Zillow is reporting this week that the U.S. housing market still favors sellers, indicating the recent sales dip has more to do with a lack of inventory than waning interest from potential buyers from the Coronavirus outbreak. In the rental market, renters and landlords are entering an uncertain period after some added unemployment benefits expired at the end of July 2020.
"Record-low mortgage rates are helping fuel a brisk pace of home sales later into this summer than normal, but buyers are having to compete over fewer and fewer listings," said Zillow economist Jeff Tucker. "The flow of new listings has recovered somewhat, but not fast enough to replace all the recent sales, so inventory continues to plumb new record lows. There's no single reason sellers have been slow to return, but some possibilities include reluctance to having strangers tour their home; concerns about difficulty getting their next home and an assumption that they couldn't sell for a high price right now."

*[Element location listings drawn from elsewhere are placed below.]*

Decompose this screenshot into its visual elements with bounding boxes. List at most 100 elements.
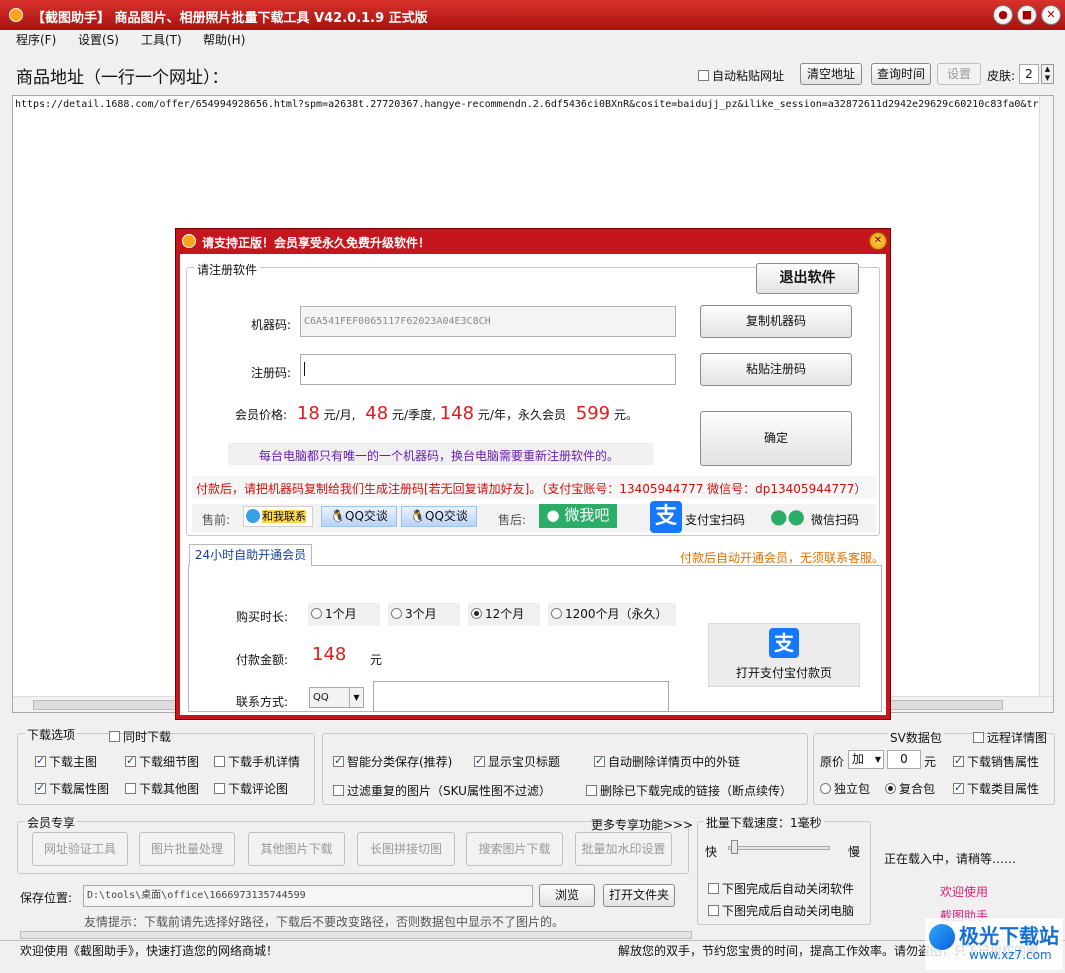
download-other-checkbox[interactable]: 下载其他图: [125, 780, 199, 797]
exit-software-button[interactable]: 退出软件: [756, 263, 859, 294]
remove-links-label: 自动删除详情页中的外链: [608, 755, 741, 769]
open-alipay-label: 打开支付宝付款页: [736, 666, 833, 680]
wechat-scan-icon[interactable]: ●●: [770, 504, 805, 528]
amount-label: 付款金额:: [236, 653, 289, 667]
remote-detail-checkbox[interactable]: 远程详情图: [973, 729, 1047, 746]
batch-process-button[interactable]: 图片批量处理: [139, 832, 235, 866]
remove-links-checkbox[interactable]: 自动删除详情页中的外链: [594, 753, 740, 770]
download-mobile-label: 下载手机详情: [228, 755, 301, 769]
open-alipay-button[interactable]: 支 打开支付宝付款页: [708, 623, 860, 687]
tab-self-service[interactable]: 24小时自助开通会员: [189, 544, 312, 566]
welcome-text-1: 欢迎使用: [940, 885, 989, 899]
settings-button[interactable]: 设置: [937, 63, 981, 85]
menu-settings[interactable]: 设置(S): [78, 31, 119, 48]
smart-classify-checkbox[interactable]: 智能分类保存(推荐): [333, 753, 452, 770]
menu-tools[interactable]: 工具(T): [141, 31, 182, 48]
standalone-label: 独立包: [834, 782, 871, 796]
minimize-icon[interactable]: ●: [993, 5, 1013, 25]
more-functions-link[interactable]: 更多专享功能>>>: [591, 816, 693, 833]
sync-download-checkbox[interactable]: 同时下载: [109, 728, 171, 745]
weiwoba-button[interactable]: ● 微我吧: [539, 504, 617, 528]
duration-1-label: 1个月: [325, 607, 357, 621]
price-line: 会员价格: 18 元/月, 48 元/季度, 148 元/年，永久会员 599 …: [235, 403, 638, 424]
skin-spinner[interactable]: ▲ ▼: [1041, 64, 1054, 84]
contact-input[interactable]: [373, 681, 669, 712]
reg-code-label: 注册码:: [251, 366, 292, 380]
speed-slider-track[interactable]: [728, 846, 830, 850]
price-add-input[interactable]: 0: [887, 750, 921, 769]
watermark-button[interactable]: 批量加水印设置: [575, 832, 672, 866]
alipay-scan-label[interactable]: 支付宝扫码: [685, 511, 745, 528]
duration-1-month[interactable]: 1个月: [308, 603, 380, 626]
download-attr-checkbox[interactable]: 下载属性图: [35, 780, 109, 797]
contact-me-button[interactable]: 和我联系: [243, 506, 313, 527]
save-path-input[interactable]: D:\tools\桌面\office\1666973135744599: [83, 885, 533, 907]
browse-button[interactable]: 浏览: [539, 884, 595, 907]
dialog-close-icon[interactable]: ✕: [869, 232, 887, 250]
long-image-button[interactable]: 长图拼接切图: [357, 832, 455, 866]
download-comment-label: 下载评论图: [228, 782, 289, 796]
search-download-button[interactable]: 搜索图片下载: [466, 832, 563, 866]
window-title: 【截图助手】 商品图片、相册照片批量下载工具 V42.0.1.9 正式版: [32, 11, 428, 26]
download-main-label: 下载主图: [49, 755, 98, 769]
price-op-select[interactable]: 加 ▼: [848, 750, 884, 769]
unit-forever: 元。: [613, 408, 638, 422]
duration-12-label: 12个月: [485, 607, 525, 621]
duration-forever[interactable]: 1200个月（永久）: [548, 603, 676, 626]
filter-duplicate-checkbox[interactable]: 过滤重复的图片（SKU属性图不过滤）: [333, 782, 551, 799]
clear-url-button[interactable]: 清空地址: [800, 63, 862, 85]
delete-finished-label: 删除已下载完成的链接（断点续传）: [600, 784, 793, 798]
watermark: 极光下载站 www.xz7.com: [925, 918, 1063, 970]
download-main-checkbox[interactable]: 下载主图: [35, 753, 97, 770]
copy-machine-code-button[interactable]: 复制机器码: [700, 305, 852, 338]
url-verify-button[interactable]: 网址验证工具: [32, 832, 128, 866]
sales-attr-checkbox[interactable]: 下载销售属性: [953, 753, 1039, 770]
maximize-icon[interactable]: ■: [1017, 5, 1037, 25]
composite-radio[interactable]: 复合包: [885, 780, 935, 797]
auto-paste-checkbox[interactable]: 自动粘贴网址: [698, 67, 784, 84]
close-icon[interactable]: ✕: [1041, 5, 1061, 25]
skin-input[interactable]: 2: [1019, 64, 1039, 84]
standalone-radio[interactable]: 独立包: [820, 780, 870, 797]
watermark-en: www.xz7.com: [969, 948, 1052, 962]
qq-chat-button-2[interactable]: 🐧QQ交谈: [401, 506, 477, 527]
query-time-button[interactable]: 查询时间: [871, 63, 931, 85]
dialog-body: 请注册软件 退出软件 机器码: C6A541FEF0065117F62023A0…: [180, 254, 886, 715]
auto-close-software-label: 下图完成后自动关闭软件: [722, 882, 855, 896]
category-attr-checkbox[interactable]: 下载类目属性: [953, 780, 1039, 797]
category-attr-label: 下载类目属性: [967, 782, 1040, 796]
delete-finished-checkbox[interactable]: 删除已下载完成的链接（断点续传）: [586, 782, 792, 799]
save-location-label: 保存位置:: [20, 891, 73, 905]
url-text: https://detail.1688.com/offer/6549949286…: [15, 99, 1045, 110]
paste-reg-code-button[interactable]: 粘贴注册码: [700, 353, 852, 386]
menu-program[interactable]: 程序(F): [16, 31, 56, 48]
contact-type-select[interactable]: QQ ▼: [309, 687, 364, 708]
auto-close-pc-checkbox[interactable]: 下图完成后自动关闭电脑: [708, 902, 854, 919]
machine-code-field[interactable]: C6A541FEF0065117F62023A04E3C8CH: [300, 306, 676, 337]
chevron-down-icon: ▼: [349, 688, 363, 707]
download-comment-checkbox[interactable]: 下载评论图: [214, 780, 288, 797]
show-title-checkbox[interactable]: 显示宝贝标题: [474, 753, 560, 770]
other-download-button[interactable]: 其他图片下载: [248, 832, 345, 866]
statusbar-divider: [0, 940, 1065, 941]
composite-label: 复合包: [899, 782, 936, 796]
auto-close-software-checkbox[interactable]: 下图完成后自动关闭软件: [708, 880, 854, 897]
smart-classify-label: 智能分类保存(推荐): [347, 755, 453, 769]
download-mobile-checkbox[interactable]: 下载手机详情: [214, 753, 300, 770]
qq-icon: 🐧: [330, 509, 346, 523]
wechat-scan-label[interactable]: 微信扫码: [811, 511, 859, 528]
vertical-scrollbar[interactable]: [1039, 96, 1053, 696]
duration-12-month[interactable]: 12个月: [468, 603, 540, 626]
unit-month: 元/月,: [323, 408, 356, 422]
weiwoba-label: 微我吧: [564, 506, 610, 524]
confirm-button[interactable]: 确定: [700, 411, 852, 466]
menu-help[interactable]: 帮助(H): [203, 31, 245, 48]
reg-code-input[interactable]: [300, 354, 676, 385]
alipay-icon[interactable]: 支: [650, 501, 682, 533]
qq-icon: 🐧: [410, 509, 426, 523]
download-detail-checkbox[interactable]: 下载细节图: [125, 753, 199, 770]
open-folder-button[interactable]: 打开文件夹: [603, 884, 675, 907]
speed-slider-thumb[interactable]: [731, 840, 738, 854]
duration-3-month[interactable]: 3个月: [388, 603, 460, 626]
qq-chat-button-1[interactable]: 🐧QQ交谈: [321, 506, 397, 527]
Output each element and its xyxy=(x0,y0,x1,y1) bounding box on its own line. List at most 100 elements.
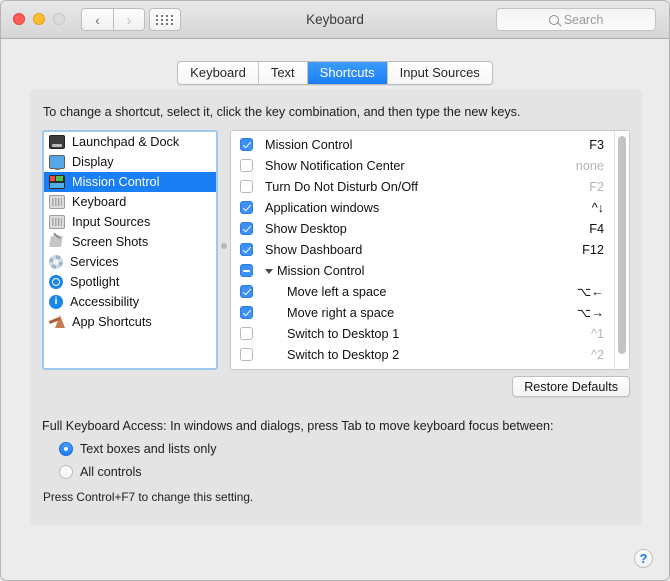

Newly pending sales fell last week, but other indicators show a hot market- Newly pending sales fell 0.9% week over week, but remain 13.8% higher than the same period a year ago.
- Homes that went under contract last week were typically on the market for 14 days. That's 11 days faster than last year.
- The share of listings with a price cut held steady at 4.2%, which is 1.3 percentage points lower than a year ago. It's remained at that share for the past four weeks.